Objective: Alterations of the immune–neuroendocrine interplay have been described in chronic fatigue syndrome (CFS). Employing a recently developed method, the study set out to investigate whether patients with CFS have an altered sensitivity to glucocorticoids (GCs) when under stress. Methods: A total of 21 CFS patients and 20 healthy age- and gender-matched controls underwent a standardized psychosocial stress test (Trier Social Stress Test, TSST). Salivary and plasma cortisol levels were measured repeatedly following exposure to the stressor. GC sensitivity was assessed in vitro by dexamethasone inhibition of lipopolysaccharide-stimulated production of interleukin-6 (IL-6) and tumor necrosis factor-alpha (TNC-α). Results: Cortisol responses following the TSST did not differ significantly between CFS patients and healthy controls. GC sensitivity differed significantly between CFS patients and healthy controls, with CFS patients showing a greater sensitivity towards GCs (TNF-α: F1/39 = 7.32, P = 0.01; IL-6: F1/39 = 9.73, P = 0.004). Conclusion: Consistent with recent evidence, CFS patients are characterized by an enhanced sensitivity to glucocorticoids. The implications for secondary processes, such as the regulatory influence of glucocorticoids on immune processes, are discussed.

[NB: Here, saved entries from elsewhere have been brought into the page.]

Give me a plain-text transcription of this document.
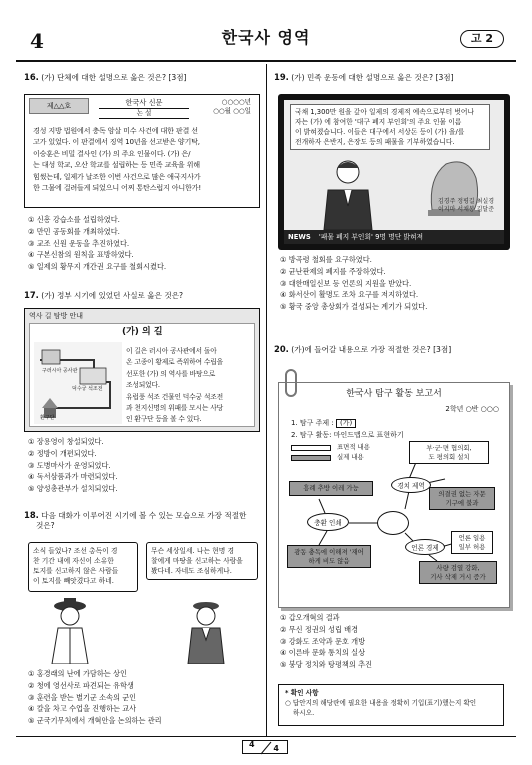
4	한국사 영역	고 2
16. (가) 단체에 대한 설명으로 옳은 것은? [3점]
제△△호	한국사 신문
논 설
○○○○년
○○월 ○○일
경성 지방 법원에서 충독 암살 미수 사건에 대한 판결 선
고가 있었다. 이 판결에서 징역 10년을 선고받은 양기탁,
이승훈은 비밀 결사인 (가) 의 주요 인물이다. (가) 은/
는 대성 학교, 오산 학교를 설립하는 등 민족 교육을 위해
힘썼는데, 일제가 날조한 이번 사건으로 많은 애국지사가
한 그물에 걸려들게 되었으니 어찌 통탄스럽지 아니한가!
① 신흥 강습소를 설립하였다.
② 만민 공동회를 개최하였다.
③ 교조 신원 운동을 추진하였다.
④ 구본신참의 원칙을 표방하였다.
⑤ 일제의 황무지 개간권 요구를 철회시켰다.
17. (가) 정부 시기에 있었던 사실로 옳은 것은?
역사 길 탐방 안내
(가) 의 길
구러시아 공사관
덕수궁 석조전
환구단
이 길은 러시아 공사관에서 돌아
온 고종이 황제로 즉위하여 수립을
선포한 (가) 의 역사를 바탕으로
조성되었다.
유럽풍 석조 건물인 덕수궁 석조전
과 천지신명의 위패를 모시는 사당
인 환구단 등을 볼 수 있다.
① 장용영이 창설되었다.
② 정방이 개편되었다.
③ 도병마사가 운영되었다.
④ 독서삼품과가 마련되었다.
⑤ 양성총관부가 설치되었다.
18. 다음 대화가 이루어진 시기에 볼 수 있는 모습으로 가장 적절한
것은?
소식 들었나? 조선 총독이 경
찬 기간 내에 자신이 소유한
토지를 신고하지 않은 사람들
이 토지를 빼앗겼다고 하네.
무슨 세상일세. 나는 현명 경
찰에게 마땅을 신고하는 사람을
봤다네. 자네도 조심하게나.
① 홍경래의 난에 가담하는 상인
② 청에 영선사로 파견되는 유학생
③ 훈련을 받는 별기군 소속의 군인
④ 칼을 차고 수업을 진행하는 교사
⑤ 군국기무처에서 개혁안을 논의하는 관리
19. (가) 민족 운동에 대한 설명으로 옳은 것은? [3점]
국채 1,300만 원을 갚아 일제의 경제적 예속으로부터 벗어나
자는 (가) 에 참여한 '대구 폐지 부인회'의 주요 인물 이름
이 밝혀졌습니다. 이들은 대구에서 서상돈 등이 (가) 을/를
전개하자 은반지, 은장도 등의 패물을 기부하였습니다.
김경주 정평길 최실경
이지마 서채봉 김달준
NEWS '패물 폐지 부인회' 9명 명단 밝혀져
① 방곡령 철회를 요구하였다.
② 균난판제의 폐지를 주장하였다.
③ 대한매일신보 등 언론의 지원을 받았다.
④ 화서산이 활명도 조차 요구를 저지하였다.
⑤ 황국 중앙 총상회가 결성되는 계기가 되었다.
20. (가)에 들어갈 내용으로 가장 적절한 것은? [3점]
한국사 탐구 활동 보고서
2학년 ○반 ○○○
1. 탐구 주제 : (가)
2. 탐구 활동: 마인드맵으로 표현하기
표면적 내용
실제 내용
흥례 추방 이레 가능
충환 인쇄
광동 충독에 이해져 '재어
하게 비도 않음
경치 제역
부·군·면 협의회,
도 평의회 설치
의결권 없는 자문
기구에 불과
언론 경제
언론 일용
일부 허용
사량 검열 강화,
기사 삭제 거시 증가
① 갑오개혁의 결과
② 무신 정권의 성립 배경
③ 강화도 조약과 문호 개방
④ 이른바 문화 통치의 실상
⑤ 붕당 정치와 탕평책의 추진
* 확인 사항
○ 답안지의 해당란에 필요한 내용을 정확히 기입(표기)했는지 확인
하시오.
4 4
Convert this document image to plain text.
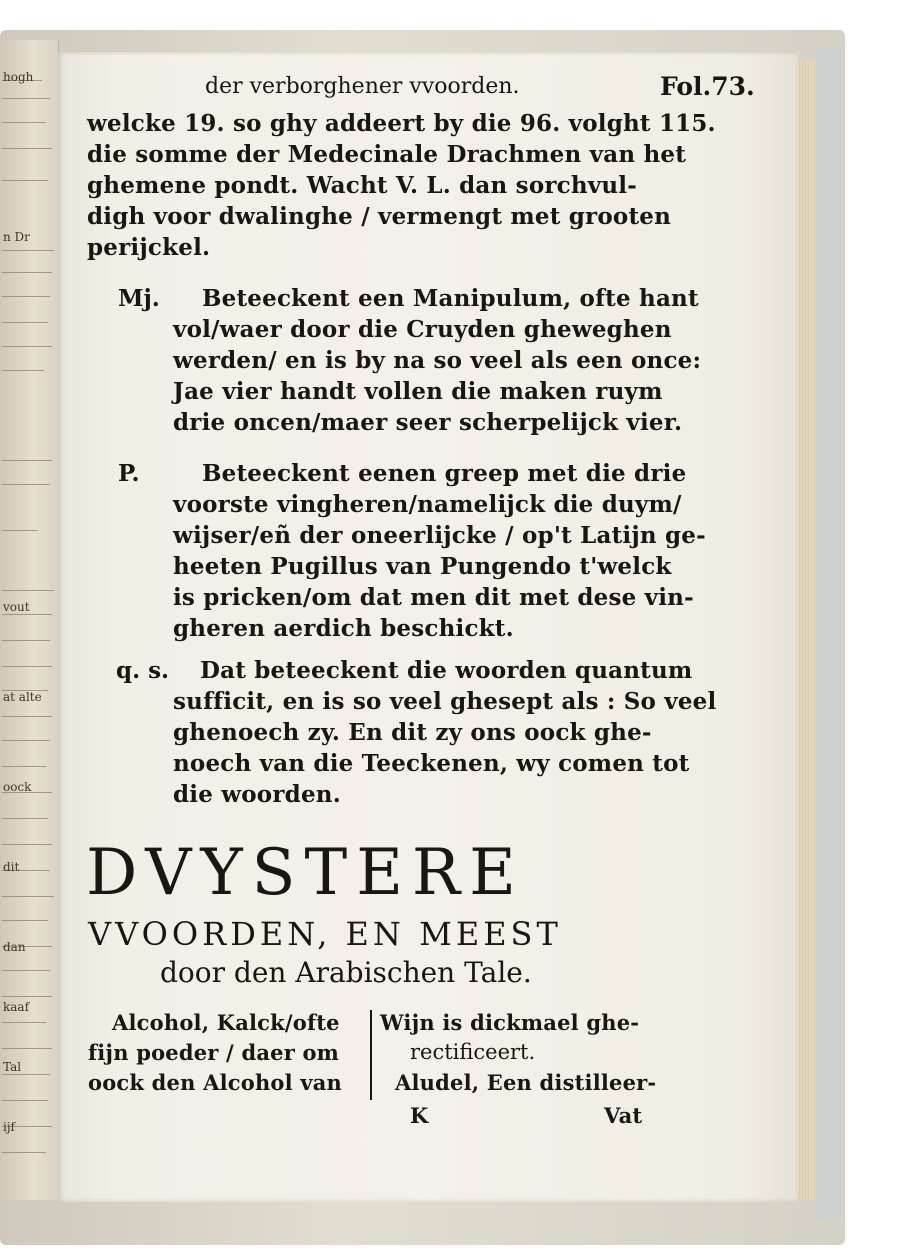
der verborghener vvoorden.	Fol.73.
welcke 19. so ghy addeert by die 96. volght 115.
die somme der Medecinale Drachmen van het
ghemene pondt. Wacht V. L. dan sorchvul-
digh voor dwalinghe / vermengt met grooten
perijckel.
Mj. Beteeckent een Manipulum, ofte hant
vol/waer door die Cruyden gheweghen
werden/ en is by na so veel als een once:
Jae vier handt vollen die maken ruym
drie oncen/maer seer scherpelijck vier.
P.	Beteeckent eenen greep met die drie
voorste vingheren/namelijck die duym/
wijser/eñ der oneerlijcke / op't Latijn ge-
heeten Pugillus van Pungendo t'welck
is pricken/om dat men dit met dese vin-
gheren aerdich beschickt.
q. s. Dat beteeckent die woorden quantum
sufficit, en is so veel ghesept als : So veel
ghenoech zy. En dit zy ons oock ghe-
noech van die Teeckenen, wy comen tot
die woorden.
DVYSTERE
VVOORDEN, EN MEEST
door den Arabischen Tale.
Alcohol, Kalck/ofte
fijn poeder / daer om
oock den Alcohol van
Wijn is dickmael ghe-
rectificeert.
Aludel, Een distilleer-
K	Vat
hogh
n Dr
vout
at alte
oock
dit
dan
kaaf
Tal
ijf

Effects of b-adrenoceptor-blockade on stress-induced adrenocorticotrophin release in humans

Abstract We investigated the mechanisms of stress-induced alterations in adrenocorticotrophin (ACTH) release. Tandem parachutists received either a placebo or the β-adrenoceptor antagonist propranolol prior to a first time parachute jump. Blood samples were drawn 4 h before, immediately after, and 1 h after the jump. Cortisol and catecholamine concentrations displayed a significant stress-induced increase in both groups. The ACTH plasma concentrations significantly increased in the placebo and the propranolol group, with significantly more pronounced changes in the propranolol-treated subjects compared to the placebo group. These data demonstrated a stress-induced increase of ACTH plasma concentrations in humans that was enhanced by β-blockade.